An organization utilizing skilled dogs to look DFW faculties says they’ve discovered as much as 30 weapons on native campuses this college yr.
The photographs the search workforce offered to NBC 5 are hanging: dozens of capsules and handguns discovered on campuses within the Metroplex.
It’s the truth these safety specialists are attempting to place a cease to.

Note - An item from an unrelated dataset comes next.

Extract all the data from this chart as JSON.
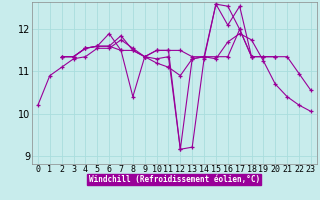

“Our biggest fears are fentanyl and firearms,” stated Josh Ellis, proprietor of H1 K9 Consultants. “Those are the two biggest things, even as a handler.”
H1 K9 is a personal firm that makes use of canine handlers to conduct campus searches in partnership with 100 native districts.
The firm informed NBC 5 that since August, they’ve discovered as much as 30 weapons and made round 1500 drug seizures in DFW faculties.
“The numbers are there, and it’s very scary,” Ellis stated.
For the previous few years, Garland ISD has been utilizing these search dogs on campuses day-after-day.
“A kid can’t learn when they’re looking over their shoulder, that’s our motto,” stated Mark Quinn, director of safety with Garland ISD. “So we wanted to add the K9 program, it’s just another tool in our toolbox.”
During a typical search, the canine workforce would arrive on a Garland ISD campus and make their approach to a classroom that had been cleared of scholars who had left their backpacks behind.
The canine would transfer rapidly from bag to bag earlier than indicating they’d discovered one thing.
Inside one bag within the simulated search was a small handgun. In one other backpack, imitation fentanyl.
“It is a great tool that we can use and we do use it to find those things on campus and get them out of here,” Quinn stated.
District leaders informed NBC 5 that when weapons or narcotics are discovered they launch an analysis of the coed, contemplating instruments like self-discipline, psychological well being assets, or legal penalties.
While they couldn’t be in all places on a regular basis, this workforce of canine searchers hoped they might play some half in making campuses safer.
“You know every time we take a gun out of a school, it’s a good feeling that we did something great that day,” Ellis stated. “That maybe we saved a life that day.”